Uszkodzenie pojazdu i odjechanie z miejsca zdarzenia

  
Sortuj wg daty:
rosnąco malejąco
Dostałem wezwanie że jakaś osoba zgłosiła uszkodzenie samochodu na parkingu. Po dacie i miejscu zdarzenia mogło tak być. Tylko nie przypominam sobie żadnej obcierki.
Ze szkodami OC jest podobno tak że jak sprawca ucieknie z miejsca zdarzenia to potem jest do niego regres o zwrot wypłaconego odszkodowania ? Czy jeśli nie byłem świadomy że kogoś obtarłem to mogą ze mnie ściągnąć wypłacone odszkodowanie ?
  
 
Miałem ostatnio taki przypadek w rodzienie. Przyszło wezwanie na policję, ze ktoś spisał auto, bo uszkodziło komus lusterko na parkingu.Złożone zeznanie na policji ze nic takiego nie było, śladów na samochodzie nie ma.sprawa ciezka do udowodnienia...
  
 
A ja w formie fanu powiem ze gościa co mi dupsko rozjechał w kancie na skrzyżowaniu dogoniłem. 60-paro letni dziadek jeszcze się rzucał ze śmiałem za nim jechać, policja załatwiła go bardzo szybko...
  
 
Tez nie wiem jak mozna niezauwazyc, ze sie komus uszkodzilo samochod. Skoro jednak czas i miejsce sie zgadza, to jednak cos kierujacy zauwazyl... Jestem zdania, ze powinno sie tepic takie zachowania. Moze jak dostaniesz mandat i punkty, to sie nauczysz. Nie tylko jezdzic/parkowac, ale i zachowywac jak na kulturalnego czlowieka przystalo.
  
 
Parking po Carrefourem.
Małżonka zaparkowała auto.
Po godzince, z okładem jak to kobieta, wyjszła i wróciła do domu.
Pod domem zauważyła karteczkę - malutką, włożoną pod wycieraczkę.
Wyciąga i czyta:
Cytat:
samochód , któy uszkodził państwa auto - to renault clio nr rej, kolor zielony, mój numer telefonu...


Faktycznie , tylny zderzak zarysowany od błotnika, do samego rantu, sporawo.
No to ja tel na policję - kazali przyjechać - spisali protokół, zadzwonili do światka z karteczki.
Nie zdąrzyłem wypalić peta, już wiedzieli gdzie stoi sprawca, akurat był w miejscu zamieszkania.

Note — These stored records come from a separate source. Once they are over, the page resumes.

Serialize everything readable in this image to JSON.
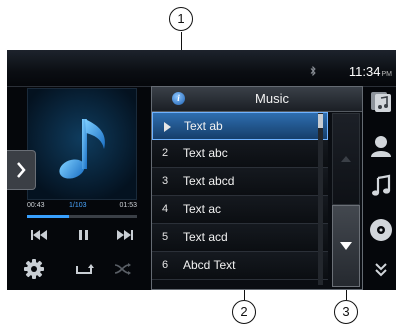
{
  "status": {
    "time": "11:34",
    "ampm": "PM"
  },
  "player": {
    "elapsed": "00:43",
    "track_position": "1/103",
    "total": "01:53",
    "progress": 0.38
  },
  "list": {
    "title": "Music",
    "items": [
      {
        "index": "",
        "label": "Text ab",
        "selected": true
      },
      {
        "index": "2",
        "label": "Text abc"
      },
      {
        "index": "3",
        "label": "Text abcd"
      },
      {
        "index": "4",
        "label": "Text ac"
      },
      {
        "index": "5",
        "label": "Text acd"
      },
      {
        "index": "6",
        "label": "Abcd Text"
      }
    ]
  },
  "callouts": [
    "1",
    "2",
    "3"
  ],
  "icons": {
    "album_art": "music-note-icon",
    "expand": "chevron-right-icon",
    "prev": "skip-previous-icon",
    "pause": "pause-icon",
    "next": "skip-next-icon",
    "settings": "gear-icon",
    "repeat": "repeat-icon",
    "shuffle": "shuffle-icon",
    "info": "info-icon",
    "side": [
      "music-folder-icon",
      "artist-icon",
      "music-note-icon",
      "disc-icon",
      "double-chevron-down-icon"
    ]
  },
  "colors": {
    "accent": "#38a0ff",
    "selected_row": "#2e6eb0",
    "screen_bg": "#05070b"
  }
}
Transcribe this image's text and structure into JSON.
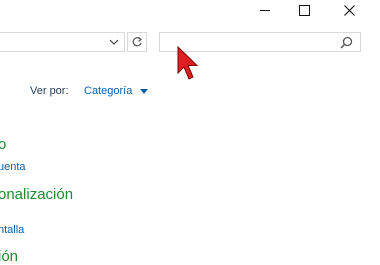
{
  "titlebar": {
    "minimize_icon": "minimize-icon",
    "maximize_icon": "maximize-icon",
    "close_icon": "close-icon"
  },
  "address_bar": {
    "value": "",
    "dropdown_icon": "chevron-down-icon",
    "refresh_icon": "refresh-icon"
  },
  "search": {
    "value": "",
    "placeholder": "",
    "icon": "search-icon"
  },
  "view_by": {
    "label": "Ver por:",
    "value": "Categoría",
    "icon": "caret-down-icon"
  },
  "categories": [
    {
      "title": "o",
      "link": "uenta"
    },
    {
      "title": "onalización",
      "link": "ntalla"
    },
    {
      "title": "ión"
    }
  ],
  "colors": {
    "category_title": "#1f8a2e",
    "link": "#0b5ea8",
    "cursor": "#e02020"
  }
}
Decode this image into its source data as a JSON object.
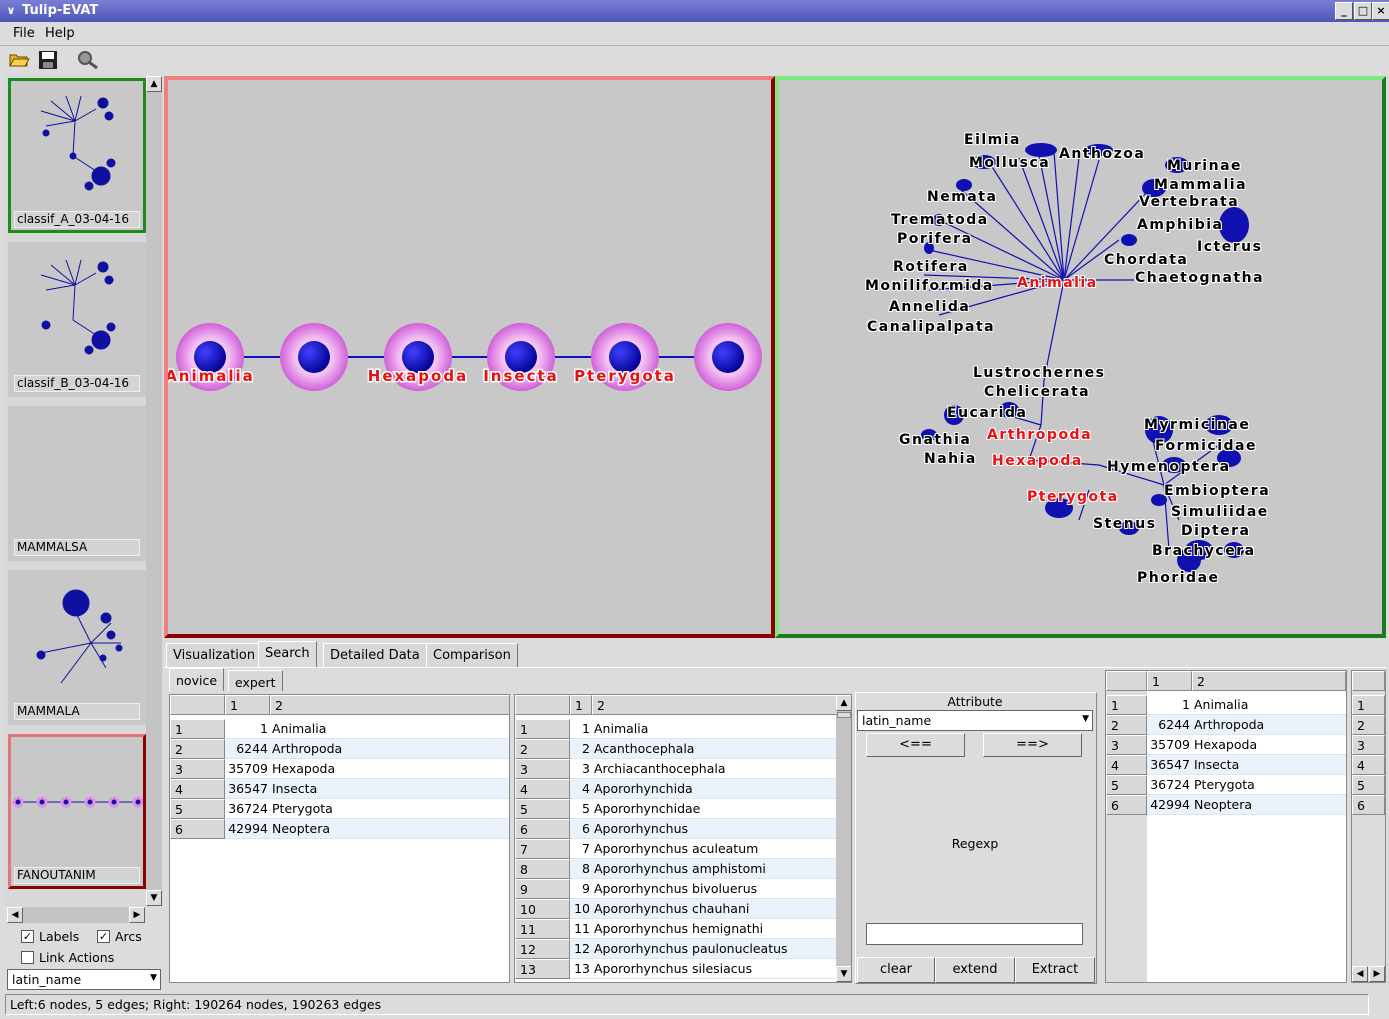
{
  "window": {
    "title": "Tulip-EVAT"
  },
  "menu": {
    "file": "File",
    "help": "Help"
  },
  "toolbar": {
    "open_icon": "folder-open-icon",
    "save_icon": "floppy-disk-icon",
    "search_icon": "magnifier-icon"
  },
  "thumbnails": [
    {
      "label": "classif_A_03-04-16",
      "border": "#1c8c1c"
    },
    {
      "label": "classif_B_03-04-16",
      "border": "#c8c8c8"
    },
    {
      "label": "MAMMALSA",
      "border": "#c8c8c8"
    },
    {
      "label": "MAMMALA",
      "border": "#c8c8c8"
    },
    {
      "label": "FANOUTANIM",
      "border": "#e07878"
    }
  ],
  "left_options": {
    "labels": "Labels",
    "arcs": "Arcs",
    "link_actions": "Link Actions",
    "attribute": "latin_name"
  },
  "left_view": {
    "nodes": [
      "Animalia",
      "",
      "Hexapoda",
      "Insecta",
      "Pterygota",
      ""
    ],
    "border_color": "#f08080"
  },
  "right_view": {
    "border_color": "#80e880",
    "labels_black": [
      "Eilmia",
      "Mollusca",
      "Anthozoa",
      "Murinae",
      "Mammalia",
      "Vertebrata",
      "Nemata",
      "Trematoda",
      "Porifera",
      "Amphibia",
      "Icterus",
      "Chordata",
      "Rotifera",
      "Chaetognatha",
      "Moniliformida",
      "Annelida",
      "Canalipalpata",
      "Lustrochernes",
      "Chelicerata",
      "Eucarida",
      "Myrmicinae",
      "Gnathia",
      "Formicidae",
      "Nahia",
      "Hymenoptera",
      "Embioptera",
      "Simuliidae",
      "Stenus",
      "Diptera",
      "Brachycera",
      "Phoridae"
    ],
    "labels_red": [
      "Animalia",
      "Arthropoda",
      "Hexapoda",
      "Pterygota"
    ]
  },
  "tabs": [
    "Visualization",
    "Search",
    "Detailed Data",
    "Comparison"
  ],
  "subtabs": [
    "novice",
    "expert"
  ],
  "table1": {
    "headers": [
      "1",
      "2"
    ],
    "rows": [
      [
        "1",
        "1",
        "Animalia"
      ],
      [
        "2",
        "6244",
        "Arthropoda"
      ],
      [
        "3",
        "35709",
        "Hexapoda"
      ],
      [
        "4",
        "36547",
        "Insecta"
      ],
      [
        "5",
        "36724",
        "Pterygota"
      ],
      [
        "6",
        "42994",
        "Neoptera"
      ]
    ]
  },
  "table2": {
    "headers": [
      "1",
      "2"
    ],
    "rows": [
      [
        "1",
        "1",
        "Animalia"
      ],
      [
        "2",
        "2",
        "Acanthocephala"
      ],
      [
        "3",
        "3",
        "Archiacanthocephala"
      ],
      [
        "4",
        "4",
        "Apororhynchida"
      ],
      [
        "5",
        "5",
        "Apororhynchidae"
      ],
      [
        "6",
        "6",
        "Apororhynchus"
      ],
      [
        "7",
        "7",
        "Apororhynchus aculeatum"
      ],
      [
        "8",
        "8",
        "Apororhynchus amphistomi"
      ],
      [
        "9",
        "9",
        "Apororhynchus bivoluerus"
      ],
      [
        "10",
        "10",
        "Apororhynchus chauhani"
      ],
      [
        "11",
        "11",
        "Apororhynchus hemignathi"
      ],
      [
        "12",
        "12",
        "Apororhynchus paulonucleatus"
      ],
      [
        "13",
        "13",
        "Apororhynchus silesiacus"
      ]
    ]
  },
  "search_panel": {
    "attribute_label": "Attribute",
    "attribute_value": "latin_name",
    "left_btn": "<==",
    "right_btn": "==>",
    "regexp_label": "Regexp",
    "regexp_value": "",
    "clear": "clear",
    "extend": "extend",
    "extract": "Extract"
  },
  "table3": {
    "headers": [
      "1",
      "2"
    ],
    "rows": [
      [
        "1",
        "1",
        "Animalia"
      ],
      [
        "2",
        "6244",
        "Arthropoda"
      ],
      [
        "3",
        "35709",
        "Hexapoda"
      ],
      [
        "4",
        "36547",
        "Insecta"
      ],
      [
        "5",
        "36724",
        "Pterygota"
      ],
      [
        "6",
        "42994",
        "Neoptera"
      ]
    ]
  },
  "table4": {
    "rows": [
      "1",
      "2",
      "3",
      "4",
      "5",
      "6"
    ]
  },
  "status": "Left:6 nodes, 5 edges; Right: 190264 nodes, 190263 edges"
}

Stara baba, panna z 70 lat, a clio widać, że przeszło wojnę na bliskim wschodzie. Ale świeży lakier na przednim błotniku był.

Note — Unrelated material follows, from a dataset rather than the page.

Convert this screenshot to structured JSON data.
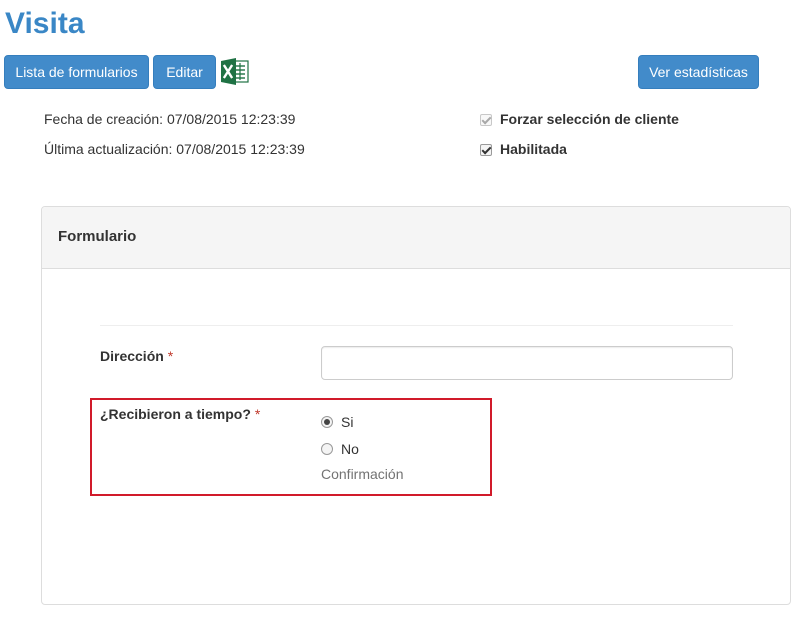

500 zł, 8 punktów tyle ją kosztowało i wstydu się najadła.
Byłem w szoku , że tak szybko to załatwili.
  
 
Cytat:
2011-07-12 23:47:03, kosa131 pisze:
Tez nie wiem jak mozna niezauwazyc, ze sie komus uszkodzilo samochod. Skoro jednak czas i miejsce sie zgadza, to jednak cos kierujacy zauwazyl... Jestem zdania, ze powinno sie tepic takie zachowania. Moze jak dostaniesz mandat i punkty, to sie nauczysz. Nie tylko jezdzic/parkowac, ale i zachowywac jak na kulturalnego czlowieka przystalo.



No można, ja nie mam żadnych uszkodzeń na samochodzie. A czas i miejsce się zgadza bo codziennie parkuje w tym miejscu. Zdarzenie było u mnie pod blokiem.